La riflessività si intreccia e si lega così, inevitabilmente, con la
dimensione del desiderio. Si tratta di quella stessa domanda decisiva che il
professore, nel filmato, propone a Derek: “Tutto quello che hai fatto ti ha
reso la vita migliore?”. La domanda giusta. In conclusione possiamo affermare
che è proprio nella nostra ineliminabile apertura al bene e al male, in
un’insenatura e in uno spazio che si crea e che rende possibile un dialogo tra
queste due polarità – è stato detto benissimo da Marina Valcarenghi nel suo
intervento –, in questo dialogo continuo tra Bene e Male, che la possibilità
di un cambiamento diventa allora, anche nella nostra proposta, possibile,
credibile e, non da ultimo, desiderabile. Occorre pertanto non solo porre la
domanda giusta, ma anche riuscire a esprimere con coraggio risposte adeguate
alla complessità della domanda, risposte che siano capaci di orientare e
orientarci riflessivamente verso modalità di risoluzione dei conflitti
alternative all’uso della violenza e del dominio violento rispetto agli altri.
Adolfo Ceretti
Voglio
chiudere con una sola riflessione perché Lorenzo, che a mio avviso è stato
bravissimo, ha dovuto sintetizzare una quantità di concetti molto complessi in
poche battute. Il lavoro che stiamo svolgendo Lorenzo e io e quello che, per
esempio, svolge anche Graziella Bertelli a Milano nel reparto de “La Nave”,
o Angelo Aparo con il “Gruppo della Trasgressione”, non sono
metodologicamente simili. Ciò che ci accomuna è che tutti, nel proprio
contesto operativo, cerchiamo di immettere la riflessività come un elemento di
operatività. Immettere l’interlocutore violento o tossicodipendente in un
momento riflessivo significa mettere una persona nella condizione di osservarsi,
per iniziare un percorso di cambiamento. In questo modo il carcere diventa un
carcere che non cancella, che inizia a riconoscere, a vedere.
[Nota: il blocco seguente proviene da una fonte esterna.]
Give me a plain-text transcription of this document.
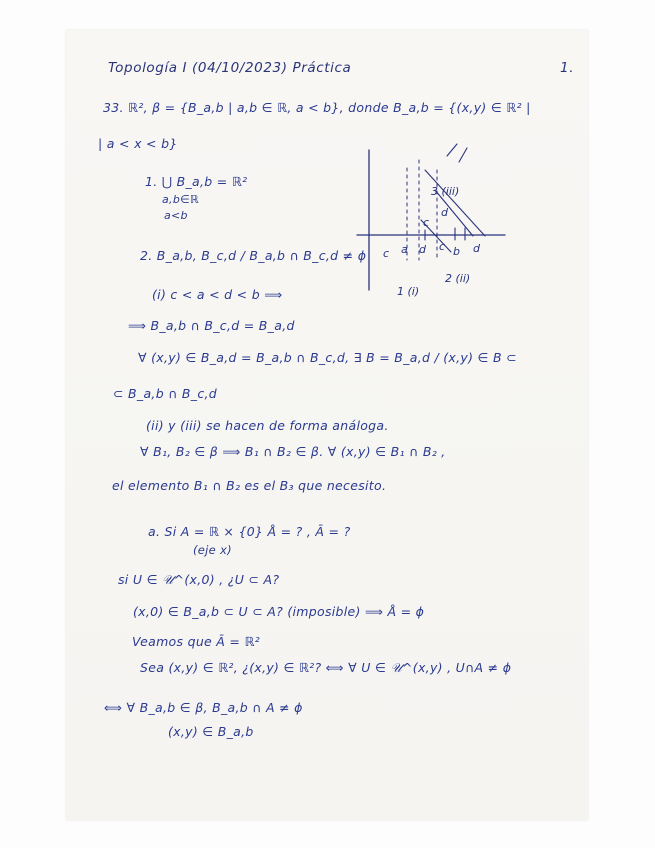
Topología I (04/10/2023) Práctica	1.
33. ℝ², β = {B_a,b | a,b ∈ ℝ, a < b}, donde B_a,b = {(x,y) ∈ ℝ² |
| a < x < b}
1. ⋃ B_a,b = ℝ²
a,b∈ℝ
a<b
2. B_a,b, B_c,d / B_a,b ∩ B_c,d ≠ ϕ
(i) c < a < d < b ⟹
⟹ B_a,b ∩ B_c,d = B_a,d
∀ (x,y) ∈ B_a,d = B_a,b ∩ B_c,d, ∃ B = B_a,d / (x,y) ∈ B ⊂
⊂ B_a,b ∩ B_c,d
(ii) y (iii) se hacen de forma análoga.
∀ B₁, B₂ ∈ β ⟹ B₁ ∩ B₂ ∈ β. ∀ (x,y) ∈ B₁ ∩ B₂ ,
el elemento B₁ ∩ B₂ es el B₃ que necesito.
a. Si A = ℝ × {0} Å = ? , Ā = ?
(eje x)
si U ∈ 𝒰^(x,0) , ¿U ⊂ A?
(x,0) ∈ B_a,b ⊂ U ⊂ A? (imposible) ⟹ Å = ϕ
Veamos que Ā = ℝ²
Sea (x,y) ∈ ℝ², ¿(x,y) ∈ ℝ²? ⟺ ∀ U ∈ 𝒰^(x,y) , U∩A ≠ ϕ
⟺ ∀ B_a,b ∈ β, B_a,b ∩ A ≠ ϕ
(x,y) ∈ B_a,b
c a d c b d
3 (iii)
2 (ii)
1 (i)
c
d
È quello che
accade ogni giorno nella Redazione di Ristretti Orizzonti, dove si contano le
persone per una, restituendo loro dignità. Anche dentro le istituzioni la
storia, la narrazione di ognuno viene finalmente riconosciuta, senza essere più
giudicata. La storia, la narrazione di ognuno può diventare allora un punto di
partenza per un percorso di auto-osservazione che, se sostenuto nei modi in cui
abbiamo cercato di raccontarvi, può avviare anche un percorso di cambiamento.
E in questo senso anche il carcere, che noi vorremmo fortemente ridimensionato, può però paradossalmente diventare uno spazio potenziale per pensare – mettendo in secondo piano quella che, oggi, è ormai diventata la funzione che gli è stata assegnata: quella di incapacitare i delinquenti.